I told her about Lucie.

She furrowed her brow. "But was this really rape?"

Sara’s question hit me like a missile. I could forgive her and Moshe for not comforting me after the air raids. It would be as unlikely as a group of soldiers hugging and consoling each other after a battle. I understood, enough, that it wasn’t the Israeli thing to do. But this, to me, was different, very different. Lucie was my roommate, my friend, a young woman. Vulnerable, violated. And Sara was a mother, my mother away from home. How could she abandon me?

My shoulders pinched together. "She wasn’t beaten or bruised, if that's what you mean. But the guy took her against her will. That’s rape, as far as I’m concerned."

Sara no longer seemed soft, the way she had at first, when she spoke to me like a confidante, a girlfriend she could tell anything in the world. Now she stared at me with cold, unfeeling eyes that made my stomach clench. I couldn’t bear the disapproval of mothers. Aviv’s or my own.

“When I am young, like you, I am also so sensitive, so sensitive I cry over anything, any feeling that I do not like,” Sara said. “I hear you cry, and I worry because you are so sensitive, so sensitive like I was when I was young.”

“I know, I know, I’m sensitive, I try not to be,” I said.

My mother used to call me Sensitive Plant after the type of mimosa whose tiny fern-like leaves wither into its stem at the slightest touch. Growing up, I wanted her approval so badly that any criticism crushed me. Now I wanted Sara’s approval and compassion. It hurt like mad that I wasn’t getting it. Wasn’t getting my medal after the war. Instead, I was getting a reprimand like I got from my own mother for being a Sensitive Plant she had to handle with care.

“I worry you are so sensitive, and I worry that maybe my son is not always nice with you,” Sara said. “Is he nice with you?”

“Yes, yes, he’s nice to me, he’s my best friend,” I said. I did not want to tell her how things had strained between Aviv and me, but maybe she already knew. We never went out any more, never did the kinds of things we’d done in New York. We hardly ever went to a movie, or out for cappuccino and cheesecake, or for a walk through the agricultural fields, that place on the outskirts of town where I’d smoked and cried on a rock among the pansies. We hardly left home for anything apart from Aviv attending classes at school and my afternoon runs, as if waiting in limbo until his semester ended and we could get back to New York.
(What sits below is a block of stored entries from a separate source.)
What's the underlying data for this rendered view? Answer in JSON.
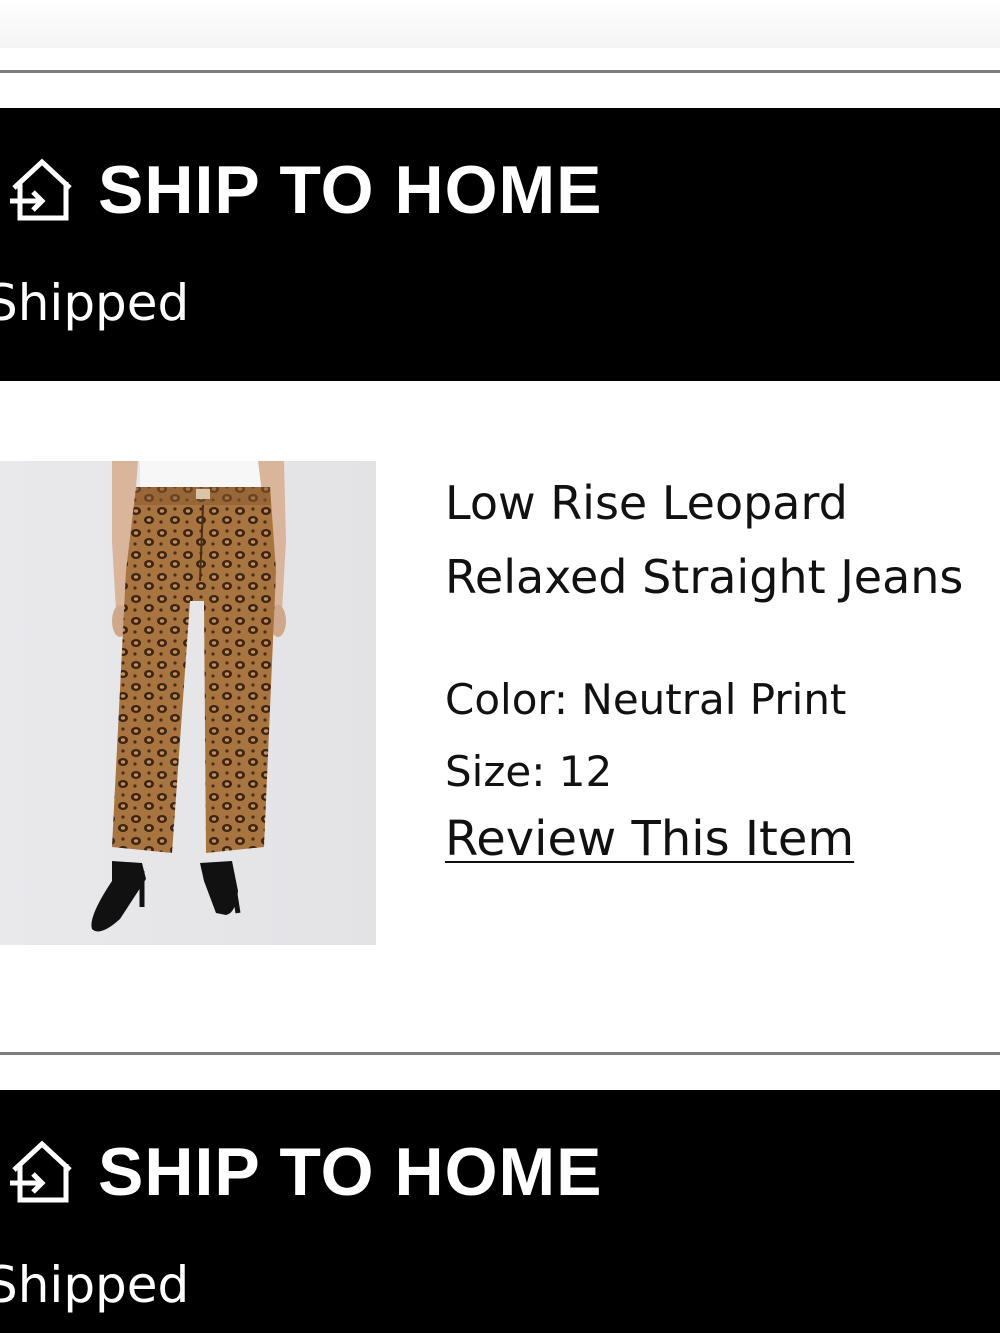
{
  "shipments": [
    {
      "method_label": "SHIP TO HOME",
      "method_icon": "home-arrow-icon",
      "status": "Shipped"
    },
    {
      "method_label": "SHIP TO HOME",
      "method_icon": "home-arrow-icon",
      "status": "Shipped"
    }
  ],
  "items": [
    {
      "name_line1": "Low Rise Leopard",
      "name_line2": "Relaxed Straight Jeans",
      "color": "Color: Neutral Print",
      "size": "Size: 12",
      "review_link": "Review This Item"
    }
  ],
  "colors": {
    "banner_bg": "#000000",
    "banner_text": "#ffffff",
    "divider": "#7d7d7d",
    "text": "#111111"
  }
}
Sara cupped her knitting in her lap. She looked at me for a long while without speaking. She gave me the kind of look my mother would give me when she worried that I was heading down a path that would hurt me. “I had to learn to be strong,” Sara said. “Strong like a good Israeli girl has to be strong. We have no time for crying. If we are crying, then we will cry every day. Yes, the war is over, but only for now. Tomorrow will come something new. Always, always something new. So I learn, I learn not to cry. And I am strong now so I can survive, you see?”

I sniffed and nodded my head. “Yes, I want to be strong.”

I wanted to endure the war, the kibbutz, Israel. All of it. But it felt like a litmus test, and I was failing, turning basic blue instead of acidic pink.